Fighting the War on Dogma" Bulletin, November 2006) makes the familiar claim that universities should not be dancing singularly to the jingles and the rhythms of the marketplace. Who can disagree with his argument that they should be places in which questions are asked and answers are pursued according to the ideals of reflective reason, free to engage critically the traditions we inherit. But there is one dogma Parekh cheerfully embraces, and it is the official one that multiculturalism is the right way to advance knowledge and encourage open debate in our universities.
He defines universities as institutions that (ideally) stand for “universality” and are “open to all currents of thoughts irrespective of national and cultural origins (…) By embodying the spirit of multiculturalism in its composition, teaching and thinking, the university communicates to its students both a love of diversity and a sense of human solidarity.”
Parekh calls for fairness too: he does not want Muslims, or any other religious believer, to claim for themselves the privilege of not having their beliefs subjected to rational scrutiny on the grounds that such openness may “unsettle their convictions or hurt their sentiments.” The good, the bad and the ugly of all cultures should be the subject of unrestricted debate.
Love, diversity, solidarity and evenhandedness — is there anyone in the house who would like to disagree with these pleasantries?

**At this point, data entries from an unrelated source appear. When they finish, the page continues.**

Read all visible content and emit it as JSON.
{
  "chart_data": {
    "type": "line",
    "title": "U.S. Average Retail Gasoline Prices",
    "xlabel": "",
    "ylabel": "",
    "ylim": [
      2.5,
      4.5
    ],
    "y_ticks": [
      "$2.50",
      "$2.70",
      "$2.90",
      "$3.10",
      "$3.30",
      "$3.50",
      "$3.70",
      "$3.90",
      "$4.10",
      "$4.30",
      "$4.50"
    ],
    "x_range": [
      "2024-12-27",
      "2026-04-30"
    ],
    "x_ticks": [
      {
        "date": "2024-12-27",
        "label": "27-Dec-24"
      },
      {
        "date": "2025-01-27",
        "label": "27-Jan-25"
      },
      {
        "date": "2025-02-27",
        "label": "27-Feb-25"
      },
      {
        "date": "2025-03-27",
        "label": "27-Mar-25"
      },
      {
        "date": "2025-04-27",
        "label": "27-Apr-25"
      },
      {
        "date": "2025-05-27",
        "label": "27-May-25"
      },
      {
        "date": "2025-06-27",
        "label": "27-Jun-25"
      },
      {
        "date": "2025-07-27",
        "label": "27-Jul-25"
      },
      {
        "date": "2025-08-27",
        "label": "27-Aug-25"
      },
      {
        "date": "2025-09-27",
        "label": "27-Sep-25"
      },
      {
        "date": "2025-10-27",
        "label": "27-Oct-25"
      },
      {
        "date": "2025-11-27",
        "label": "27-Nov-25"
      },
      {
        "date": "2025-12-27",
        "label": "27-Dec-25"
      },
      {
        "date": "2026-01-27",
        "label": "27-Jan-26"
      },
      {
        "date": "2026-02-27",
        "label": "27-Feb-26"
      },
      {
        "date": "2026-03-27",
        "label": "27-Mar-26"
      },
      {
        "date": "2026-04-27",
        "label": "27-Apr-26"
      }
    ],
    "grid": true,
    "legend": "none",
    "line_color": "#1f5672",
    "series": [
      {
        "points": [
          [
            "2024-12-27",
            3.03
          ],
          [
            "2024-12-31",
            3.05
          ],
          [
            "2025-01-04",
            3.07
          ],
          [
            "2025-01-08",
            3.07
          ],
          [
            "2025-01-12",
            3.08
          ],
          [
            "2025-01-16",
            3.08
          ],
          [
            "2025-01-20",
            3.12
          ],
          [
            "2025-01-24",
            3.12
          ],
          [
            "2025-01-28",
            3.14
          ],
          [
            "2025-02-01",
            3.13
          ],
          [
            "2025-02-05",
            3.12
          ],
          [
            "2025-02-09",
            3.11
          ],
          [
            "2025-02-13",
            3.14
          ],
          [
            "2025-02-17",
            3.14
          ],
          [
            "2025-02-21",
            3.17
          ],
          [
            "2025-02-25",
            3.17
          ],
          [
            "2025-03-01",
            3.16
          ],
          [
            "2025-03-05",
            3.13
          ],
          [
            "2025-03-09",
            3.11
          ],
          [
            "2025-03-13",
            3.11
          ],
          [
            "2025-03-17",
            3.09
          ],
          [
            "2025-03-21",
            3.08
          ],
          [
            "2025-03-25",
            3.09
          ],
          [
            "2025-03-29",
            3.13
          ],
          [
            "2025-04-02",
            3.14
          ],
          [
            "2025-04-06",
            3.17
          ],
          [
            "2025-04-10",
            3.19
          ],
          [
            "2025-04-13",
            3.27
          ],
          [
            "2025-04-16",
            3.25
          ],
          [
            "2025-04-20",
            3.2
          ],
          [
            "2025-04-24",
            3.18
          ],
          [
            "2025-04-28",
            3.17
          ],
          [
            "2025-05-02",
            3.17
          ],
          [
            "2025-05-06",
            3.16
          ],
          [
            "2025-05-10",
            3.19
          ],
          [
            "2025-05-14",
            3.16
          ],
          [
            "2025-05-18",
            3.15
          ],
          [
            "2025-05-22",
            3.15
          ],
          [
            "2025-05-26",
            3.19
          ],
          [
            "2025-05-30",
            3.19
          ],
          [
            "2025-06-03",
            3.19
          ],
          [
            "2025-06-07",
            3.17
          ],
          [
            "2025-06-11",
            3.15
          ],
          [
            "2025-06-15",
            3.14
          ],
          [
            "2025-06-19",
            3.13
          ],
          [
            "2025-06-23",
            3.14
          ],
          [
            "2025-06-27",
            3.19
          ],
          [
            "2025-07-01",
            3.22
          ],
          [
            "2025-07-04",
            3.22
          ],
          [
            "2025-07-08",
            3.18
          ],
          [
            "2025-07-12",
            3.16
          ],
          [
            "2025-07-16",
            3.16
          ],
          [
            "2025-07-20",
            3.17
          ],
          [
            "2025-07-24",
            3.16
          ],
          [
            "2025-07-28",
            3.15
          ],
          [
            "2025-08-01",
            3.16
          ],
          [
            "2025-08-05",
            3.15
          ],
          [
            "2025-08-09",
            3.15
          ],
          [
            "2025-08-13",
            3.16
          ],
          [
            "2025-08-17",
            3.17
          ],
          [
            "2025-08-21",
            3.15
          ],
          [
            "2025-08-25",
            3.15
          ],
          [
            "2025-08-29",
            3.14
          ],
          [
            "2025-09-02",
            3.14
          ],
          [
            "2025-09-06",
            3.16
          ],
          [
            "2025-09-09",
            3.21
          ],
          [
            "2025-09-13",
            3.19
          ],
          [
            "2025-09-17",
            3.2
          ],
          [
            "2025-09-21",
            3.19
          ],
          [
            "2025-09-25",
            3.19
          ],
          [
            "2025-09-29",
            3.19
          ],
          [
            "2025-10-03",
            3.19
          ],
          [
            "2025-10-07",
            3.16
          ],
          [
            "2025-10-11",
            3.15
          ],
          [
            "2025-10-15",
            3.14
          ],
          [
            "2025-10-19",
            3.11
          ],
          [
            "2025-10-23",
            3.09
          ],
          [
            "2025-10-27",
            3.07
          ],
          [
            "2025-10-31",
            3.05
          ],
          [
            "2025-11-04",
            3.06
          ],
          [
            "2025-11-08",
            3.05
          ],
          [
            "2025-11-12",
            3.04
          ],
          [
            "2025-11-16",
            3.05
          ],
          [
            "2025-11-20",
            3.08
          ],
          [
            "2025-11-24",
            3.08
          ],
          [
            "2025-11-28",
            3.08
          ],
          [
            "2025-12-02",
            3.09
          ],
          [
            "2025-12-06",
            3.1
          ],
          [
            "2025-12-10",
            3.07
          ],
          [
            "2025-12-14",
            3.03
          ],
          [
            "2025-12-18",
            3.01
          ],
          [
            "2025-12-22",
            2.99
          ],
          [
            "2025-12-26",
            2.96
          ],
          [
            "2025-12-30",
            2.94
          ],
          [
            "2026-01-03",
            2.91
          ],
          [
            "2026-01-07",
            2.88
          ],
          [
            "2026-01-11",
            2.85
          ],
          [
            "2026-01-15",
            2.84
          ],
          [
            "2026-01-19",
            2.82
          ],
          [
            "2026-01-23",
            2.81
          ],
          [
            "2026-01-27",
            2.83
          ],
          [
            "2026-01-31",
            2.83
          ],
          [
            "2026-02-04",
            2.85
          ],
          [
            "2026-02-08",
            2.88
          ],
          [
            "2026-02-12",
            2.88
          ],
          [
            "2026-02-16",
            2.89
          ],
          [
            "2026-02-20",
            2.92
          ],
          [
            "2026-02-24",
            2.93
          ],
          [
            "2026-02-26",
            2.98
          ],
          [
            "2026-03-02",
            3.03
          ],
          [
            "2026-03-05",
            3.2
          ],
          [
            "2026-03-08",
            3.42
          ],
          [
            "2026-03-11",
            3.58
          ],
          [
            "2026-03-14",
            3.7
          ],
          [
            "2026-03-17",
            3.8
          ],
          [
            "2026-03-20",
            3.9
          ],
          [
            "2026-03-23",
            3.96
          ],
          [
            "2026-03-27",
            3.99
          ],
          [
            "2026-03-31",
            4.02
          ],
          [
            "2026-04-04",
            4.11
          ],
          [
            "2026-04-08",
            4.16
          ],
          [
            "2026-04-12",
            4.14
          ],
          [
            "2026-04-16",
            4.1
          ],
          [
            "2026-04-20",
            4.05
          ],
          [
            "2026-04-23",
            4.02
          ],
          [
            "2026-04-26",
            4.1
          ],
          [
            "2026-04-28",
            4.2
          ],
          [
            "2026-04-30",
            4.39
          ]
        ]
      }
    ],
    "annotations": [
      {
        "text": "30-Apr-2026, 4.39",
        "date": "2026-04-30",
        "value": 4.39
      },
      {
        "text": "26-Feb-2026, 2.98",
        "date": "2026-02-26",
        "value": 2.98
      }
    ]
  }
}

I would because these wonderful words are guided by a multiculturalism that knows no distinctions between the intellectual and educational capabilities of the cultures of the world.
What Parekh desires is to turn our universities into playgrounds where all beliefs and cultural traditions are deemed equal in their diversity, and are encouraged to coexist in a state of equal value and equal faultiness. Forty years of multiculturalism are hardly enough, “new types of courses should be set up in the spirit of multiculturalism (…) to free the university of its traditional Eurocentrism.”
There is a small problem here. All the traditional disciplines originated in the West, and so did most of the great philosophers, historians, scientists, composers and painters. The very idea of cultural development is Western. Universities have long encouraged the study of non-Western cultures, Chinese philosophy, Islamic Studies, Japanese history, Cultural Studies, and for excellent reasons.
The Western disposition to learn from other cultures, to recognize and celebrate the greatness and diversity of others, is itself another reason why we should not think of the West as just one more culture among loads of others. European higher culture must always remain at the center of higher learning because there is no higher culture. Multiculturalism without Eurocentrism is incompatible with a university education.